Assault lasted three minutes
The assault — lasting three minutes — came as piracy cases continued to play out in the region. Pirates threatened to kill an American cargo ship captain held hostage by four Somali pirates after he jumped in the water Friday in a desperate attempt to escape.
The French rescue operation did not appear to be in any proximity to that standoff. The U.S. Navy was positioning a huge amphibious ship closer to the scene of the standoff.
In Paris, Armed Forces Chief of Staff Jean-Louis Georgelin dismissed the notion that there was any coordination between the French and Americans on the two incidents. Both countries are part of anti-piracy task forces and patrol the risky waters around the Gulf of Aden and other parts of the Somali coast.

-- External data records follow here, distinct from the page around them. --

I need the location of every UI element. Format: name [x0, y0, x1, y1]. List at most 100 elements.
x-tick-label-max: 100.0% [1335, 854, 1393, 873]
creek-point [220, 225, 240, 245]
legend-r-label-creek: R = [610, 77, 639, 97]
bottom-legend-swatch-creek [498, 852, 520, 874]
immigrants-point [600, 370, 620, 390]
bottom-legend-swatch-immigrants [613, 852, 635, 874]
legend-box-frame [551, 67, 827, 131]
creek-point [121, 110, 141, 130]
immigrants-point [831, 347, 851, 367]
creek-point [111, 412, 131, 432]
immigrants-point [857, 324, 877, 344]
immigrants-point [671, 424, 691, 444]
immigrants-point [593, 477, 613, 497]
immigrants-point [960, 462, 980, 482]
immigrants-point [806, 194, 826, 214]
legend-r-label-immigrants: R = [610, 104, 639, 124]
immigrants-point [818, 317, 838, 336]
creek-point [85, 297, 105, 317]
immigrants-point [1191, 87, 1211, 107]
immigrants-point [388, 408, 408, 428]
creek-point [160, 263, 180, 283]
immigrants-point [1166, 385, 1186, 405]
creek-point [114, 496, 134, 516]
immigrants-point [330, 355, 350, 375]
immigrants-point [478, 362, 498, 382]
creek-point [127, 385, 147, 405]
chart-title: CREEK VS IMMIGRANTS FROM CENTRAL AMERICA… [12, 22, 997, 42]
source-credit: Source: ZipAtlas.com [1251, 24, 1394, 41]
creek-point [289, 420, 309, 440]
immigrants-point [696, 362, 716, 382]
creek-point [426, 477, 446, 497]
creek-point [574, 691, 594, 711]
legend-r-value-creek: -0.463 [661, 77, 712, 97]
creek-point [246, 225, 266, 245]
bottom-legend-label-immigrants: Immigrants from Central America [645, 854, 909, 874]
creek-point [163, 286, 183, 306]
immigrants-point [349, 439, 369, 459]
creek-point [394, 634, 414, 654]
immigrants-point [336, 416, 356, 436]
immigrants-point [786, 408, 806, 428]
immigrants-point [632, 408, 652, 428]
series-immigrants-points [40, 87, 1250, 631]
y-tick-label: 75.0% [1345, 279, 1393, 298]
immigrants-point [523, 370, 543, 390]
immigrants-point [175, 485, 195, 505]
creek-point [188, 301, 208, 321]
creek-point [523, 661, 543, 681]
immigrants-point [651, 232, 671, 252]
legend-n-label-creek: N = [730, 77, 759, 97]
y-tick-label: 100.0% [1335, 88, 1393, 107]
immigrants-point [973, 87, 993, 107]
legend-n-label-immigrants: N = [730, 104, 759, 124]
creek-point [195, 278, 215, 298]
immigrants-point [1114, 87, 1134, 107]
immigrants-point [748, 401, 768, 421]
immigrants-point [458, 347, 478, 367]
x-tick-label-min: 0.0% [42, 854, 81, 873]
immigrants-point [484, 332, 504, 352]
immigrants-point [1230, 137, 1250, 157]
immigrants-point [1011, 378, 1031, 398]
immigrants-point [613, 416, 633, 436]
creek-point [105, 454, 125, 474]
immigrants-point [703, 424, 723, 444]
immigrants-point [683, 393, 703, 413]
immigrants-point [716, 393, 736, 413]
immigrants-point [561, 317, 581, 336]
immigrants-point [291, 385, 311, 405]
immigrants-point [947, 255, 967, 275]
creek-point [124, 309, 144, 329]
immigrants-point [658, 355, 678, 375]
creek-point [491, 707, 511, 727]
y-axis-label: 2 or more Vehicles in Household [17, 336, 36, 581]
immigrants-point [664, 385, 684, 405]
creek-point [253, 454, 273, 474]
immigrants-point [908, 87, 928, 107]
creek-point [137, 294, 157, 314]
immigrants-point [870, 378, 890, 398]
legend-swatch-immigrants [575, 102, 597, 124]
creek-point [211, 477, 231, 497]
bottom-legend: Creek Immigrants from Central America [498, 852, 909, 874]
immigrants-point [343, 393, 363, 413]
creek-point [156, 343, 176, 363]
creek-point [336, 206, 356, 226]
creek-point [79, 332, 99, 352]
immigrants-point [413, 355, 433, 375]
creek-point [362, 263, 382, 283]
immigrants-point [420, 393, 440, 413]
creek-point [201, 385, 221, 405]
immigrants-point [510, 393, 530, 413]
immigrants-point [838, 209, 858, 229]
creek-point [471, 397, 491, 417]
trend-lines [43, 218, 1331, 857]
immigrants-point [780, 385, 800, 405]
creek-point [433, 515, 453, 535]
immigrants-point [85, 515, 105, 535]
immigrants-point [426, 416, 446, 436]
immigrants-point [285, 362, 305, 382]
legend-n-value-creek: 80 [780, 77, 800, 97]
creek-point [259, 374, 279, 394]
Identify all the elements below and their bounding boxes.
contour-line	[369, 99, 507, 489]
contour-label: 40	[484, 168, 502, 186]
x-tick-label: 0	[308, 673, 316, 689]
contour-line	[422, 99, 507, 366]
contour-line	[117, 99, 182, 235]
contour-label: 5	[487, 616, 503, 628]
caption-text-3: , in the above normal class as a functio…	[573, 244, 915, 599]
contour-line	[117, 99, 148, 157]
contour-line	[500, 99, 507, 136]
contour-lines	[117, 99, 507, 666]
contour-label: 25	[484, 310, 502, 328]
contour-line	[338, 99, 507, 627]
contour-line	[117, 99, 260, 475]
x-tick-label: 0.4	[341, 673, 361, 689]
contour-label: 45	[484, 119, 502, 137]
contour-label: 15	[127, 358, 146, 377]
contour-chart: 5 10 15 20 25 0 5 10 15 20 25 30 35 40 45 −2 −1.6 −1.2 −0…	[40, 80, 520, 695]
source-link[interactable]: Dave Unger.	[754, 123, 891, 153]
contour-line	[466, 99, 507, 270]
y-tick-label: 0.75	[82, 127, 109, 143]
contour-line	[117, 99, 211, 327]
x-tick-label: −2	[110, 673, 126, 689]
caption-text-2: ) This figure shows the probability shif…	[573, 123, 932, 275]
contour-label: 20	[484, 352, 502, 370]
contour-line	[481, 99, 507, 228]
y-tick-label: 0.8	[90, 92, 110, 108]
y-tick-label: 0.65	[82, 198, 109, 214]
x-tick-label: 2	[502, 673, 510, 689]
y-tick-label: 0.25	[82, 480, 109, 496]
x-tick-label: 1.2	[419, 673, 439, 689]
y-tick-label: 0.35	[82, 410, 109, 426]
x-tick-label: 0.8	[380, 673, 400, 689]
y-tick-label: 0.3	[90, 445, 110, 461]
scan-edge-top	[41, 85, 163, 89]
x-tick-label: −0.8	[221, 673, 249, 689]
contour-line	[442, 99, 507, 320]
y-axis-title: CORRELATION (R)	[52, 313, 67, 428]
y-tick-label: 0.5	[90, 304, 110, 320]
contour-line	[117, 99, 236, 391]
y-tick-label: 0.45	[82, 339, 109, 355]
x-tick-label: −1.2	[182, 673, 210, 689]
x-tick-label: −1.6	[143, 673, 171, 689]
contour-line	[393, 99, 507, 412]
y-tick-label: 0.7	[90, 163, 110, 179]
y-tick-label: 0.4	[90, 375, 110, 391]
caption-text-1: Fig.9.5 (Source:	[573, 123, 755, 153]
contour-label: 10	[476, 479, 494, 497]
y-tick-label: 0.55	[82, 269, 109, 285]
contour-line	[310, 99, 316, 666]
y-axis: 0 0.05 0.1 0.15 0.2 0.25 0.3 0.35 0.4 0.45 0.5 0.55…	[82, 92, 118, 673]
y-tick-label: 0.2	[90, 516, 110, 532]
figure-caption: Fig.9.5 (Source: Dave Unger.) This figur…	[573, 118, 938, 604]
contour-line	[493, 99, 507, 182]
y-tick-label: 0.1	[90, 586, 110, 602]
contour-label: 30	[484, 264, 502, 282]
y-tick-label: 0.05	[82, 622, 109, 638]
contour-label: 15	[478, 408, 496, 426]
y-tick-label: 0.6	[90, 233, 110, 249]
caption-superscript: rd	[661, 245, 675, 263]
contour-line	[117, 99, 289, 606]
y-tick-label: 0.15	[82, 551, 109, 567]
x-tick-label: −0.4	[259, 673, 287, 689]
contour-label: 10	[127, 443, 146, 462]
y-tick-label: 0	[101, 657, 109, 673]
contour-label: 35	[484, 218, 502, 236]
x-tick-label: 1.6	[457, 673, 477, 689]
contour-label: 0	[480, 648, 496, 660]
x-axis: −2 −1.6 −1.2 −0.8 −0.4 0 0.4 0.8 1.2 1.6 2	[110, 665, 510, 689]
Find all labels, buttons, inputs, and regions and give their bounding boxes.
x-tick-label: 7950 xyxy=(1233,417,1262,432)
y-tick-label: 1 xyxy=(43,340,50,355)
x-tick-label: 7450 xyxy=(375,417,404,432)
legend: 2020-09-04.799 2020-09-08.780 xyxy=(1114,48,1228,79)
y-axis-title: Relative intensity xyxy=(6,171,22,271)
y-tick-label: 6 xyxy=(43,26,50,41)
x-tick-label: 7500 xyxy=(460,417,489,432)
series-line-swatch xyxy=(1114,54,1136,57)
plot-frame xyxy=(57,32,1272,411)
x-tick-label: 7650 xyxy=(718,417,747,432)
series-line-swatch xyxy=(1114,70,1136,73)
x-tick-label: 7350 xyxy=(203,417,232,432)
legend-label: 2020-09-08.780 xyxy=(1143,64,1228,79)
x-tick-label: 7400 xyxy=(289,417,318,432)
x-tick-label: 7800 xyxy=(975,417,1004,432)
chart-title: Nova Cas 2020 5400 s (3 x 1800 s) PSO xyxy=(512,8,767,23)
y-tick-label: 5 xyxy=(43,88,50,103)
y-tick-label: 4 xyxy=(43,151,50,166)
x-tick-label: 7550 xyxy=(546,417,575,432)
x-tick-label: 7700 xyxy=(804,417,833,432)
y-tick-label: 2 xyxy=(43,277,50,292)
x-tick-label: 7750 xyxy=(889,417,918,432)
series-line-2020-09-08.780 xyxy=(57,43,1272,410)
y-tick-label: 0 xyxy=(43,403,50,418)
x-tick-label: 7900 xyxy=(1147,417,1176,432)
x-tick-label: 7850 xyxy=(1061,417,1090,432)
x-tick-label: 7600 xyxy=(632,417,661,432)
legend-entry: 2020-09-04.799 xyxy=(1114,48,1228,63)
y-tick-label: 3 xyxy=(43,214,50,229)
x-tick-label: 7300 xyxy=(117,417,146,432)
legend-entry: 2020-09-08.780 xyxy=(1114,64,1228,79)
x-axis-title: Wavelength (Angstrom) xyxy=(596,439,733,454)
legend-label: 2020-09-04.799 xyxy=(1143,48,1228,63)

In another case, a Norwegian tanker was released Friday some two weeks after it was seized off the Somali coast. All 27 of its crew were unhurt, the ship's owner said. The Norwegian shipowner Salhus Shipping AS refused to say whether ransom had been paid.
There were 164 acts of piracy in the area in 2008, 43 involving hostage-takings, according to the French Defense Ministry. There have been 65 attacks so far this year, and 15 vessels are currently held by pirates with 243 hostages in the hands of pirates, the ministry said.
France was at the forefront of multinational efforts to protect the Gulf of Aden, a strategic shipping zone, and the north of the Indian Ocean, operating since December 2008.
French policy on pirates
France's policy is to refuse to accept acts of piracy and avoid having French citizens taken ashore as hostages, the statement said.
The operation began Thursday when a Navy vessel contacted the pirates and "immobilized" the Tanit, it said.
"Negotiations were started to persuade the pirates to give up their criminal undertaking," said the statement.
"Today, threats were more precise, with the pirates refusing proposals and the Tanit moving toward the coast. An operation to free the hostages was decided."
The passengers in the Tanit, a tourist boat, had repeatedly been warned to avoid the dangerous waters around Somalia and the Gulf of Aden.
The boat, a Norwegian-made 14.5-meter (47.57-foot) sailboat with a single mast, was heading for the coast of Kenya when it was seized. The owners, Florent and Chloe Lemacon, had left the French port of Vanves in Brittany in July 2009 on an adventure with their three-year-old son, according to their blog. Two friends had joined them along the way.